Middle Ground - Prelude

by Kay san

in Completed Works

Middle Ground - Prelude

Prelude
[Red Sam]

She shot his kneecaps first.

First the left one. Her Ocksen .45 double-action revolver tore through his leg with a prominent sound of impact almost louder than the gunshot itself, shattering bone. He screamed as he fell, buckling onto his side and clutching the bloody leg to him, his hat falling off to land in the dirt beside a half-eaten green apple. The man sobbed, then, his dirty unshaven face buried in the dust.

The woman watched him for a moment, waiting for him to speak, but when he didn’t she adjusted her aim and shot his other kneecap. He howled loud enough to make her blink in brief surprise, writhing on the ground in agony like a snake stuck with a knife. His dark, tanned face was heavily creased with pain, made uglier by the red dust smudging it, turned to wet paste by the tears that streamed down his face.

“Vhere?” The woman spoke, voice laden with a heavy German accent, uninteresting and unfeeling. The inquiry was met only with open weeping, the man not even acknowledging her. She waited exactly four seconds to get his attention. It would have only taken three but she wasn’t sure where she wanted to shoot him next. She settled for his right elbow.

She waited for his screams to die down before she spoke again. It took considerably longer than she would have liked. So much so that she wanted to shoot him again just to shut him up, but it was obvious that this particular action would only elicit the opposite response, unless she were to simply kill him. And she wasn’t ready to do that yet.

“Vhere?” she asked again, the same word, the same empty inflection, the same exact length of pronunciation.
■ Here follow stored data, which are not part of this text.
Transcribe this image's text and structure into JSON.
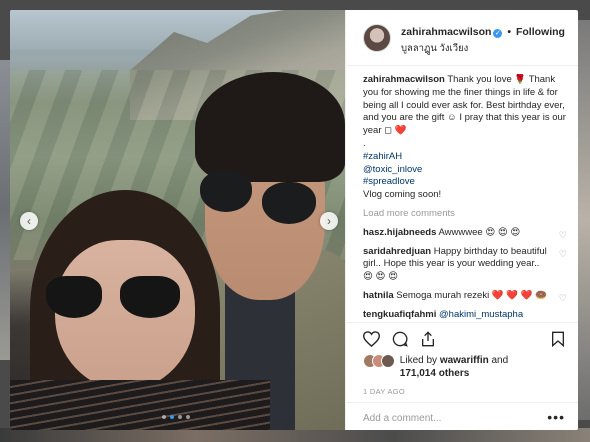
{
  "header": {
    "username": "zahirahmacwilson",
    "separator": "•",
    "follow_status": "Following",
    "location": "บูลลาฏูน วังเวียง"
  },
  "caption": {
    "username": "zahirahmacwilson",
    "lines": [
      "Thank you love 🌹",
      "Thank you for showing me the finer things in life & for being all I could ever ask for. Best birthday ever, and you are the gift ☺ I pray that this year is our year ◻",
      "."
    ],
    "heart": "❤️",
    "hashtags": [
      "#zahirAH",
      "@toxic_inlove",
      "#spreadlove"
    ],
    "closing": "Vlog coming soon!"
  },
  "load_more": "Load more comments",
  "comments": [
    {
      "user": "hasz.hijabneeds",
      "text": "Awwwwee 😍 😍 😍"
    },
    {
      "user": "saridahredjuan",
      "text": "Happy birthday to beautiful girl.. Hope this year is your wedding year.. 😍 😍 😍"
    },
    {
      "user": "hatnila",
      "text": "Semoga murah rezeki ❤️ ❤️ ❤️ 🍩"
    },
    {
      "user": "tengkuafiqfahmi",
      "text": "@hakimi_mustapha"
    }
  ],
  "actions": {
    "like_icon": "heart-icon",
    "comment_icon": "comment-icon",
    "share_icon": "share-icon",
    "save_icon": "bookmark-icon"
  },
  "likes": {
    "prefix": "Liked by",
    "user": "wawariffin",
    "and": "and",
    "count": "171,014 others"
  },
  "timestamp": "1 DAY AGO",
  "add_comment_placeholder": "Add a comment...",
  "more_options": "•••",
  "carousel": {
    "total": 4,
    "active": 1
  }
}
This time he answered her. Or, tried to, at least. Rapid words began to flow from his mouth in hurried Spanish, his voice hoarse and strained with torment. She barely understood him, and it wasn’t the Spanish. She was fairly fluent.

As it was, what she was able to make out was nothing remotely resembling the form of the answer she sought, or any kind of real answer at all. Cries for mercy, apologies, prayers to God—all three were voiced with abundance.

Perhaps he misunderstood…

Surely another bullet wound would sharpen his hearing. His left elbow was next. The Latino didn’t even have the breath to expel a true scream this time, but a mangled wretched sound that didn’t last nearly as long as the others.

“Vhere?” she asked a third time.

The man lay in a bloody crumpled heap, shudders wracking his body. Three seconds passed.

She shot his left foot. “Vhere?”

Silence.

Right foot. “Vhere?”

Aside from spasms of pain the man made neither move nor sound, his eyes squeezed tightly shut. Blood gathered in puddles beneath and around his body, darkened further by the shadow she threw over him, the late afternoon sun at her back.

The woman’s chest rose and fell as a sharp sigh escaped through her nostrils. With a flick of her wrist she flipped open her revolver chamber, dumping the spent shells onto the ground at her feet. She reached to the gun belt at her hips, lined with fresh ammunition set into multiple slots, and began slowly and methodically removing bullets and placing them in the empty chambers of the Ocksen, one at a time. One… Two…

The Spaniard began to move then, catching the woman’s attention, though she continued reloading her firearm. Three…

He inched his arm over the ground, limply, desperately. Four…

Obviously the motion was agonizing but he continued, sweeping his appendage around with all the urgency of a clock. Five…

His fingers jerked, and then curled, all except for his forefinger—pointing due east.

She paused. Her eyes swept in the indicated direction, over the reddened horizon. She surveyed the empty desert plain for a moment through tinted sunglasses, and then nodded, glancing back down at the bullet-riddled man.

Gut.” She pressed the last bullet into the chamber of her revolver and slammed it shut with a click, leveling the gun barrel between his tear-streaked eyes. “Danke.”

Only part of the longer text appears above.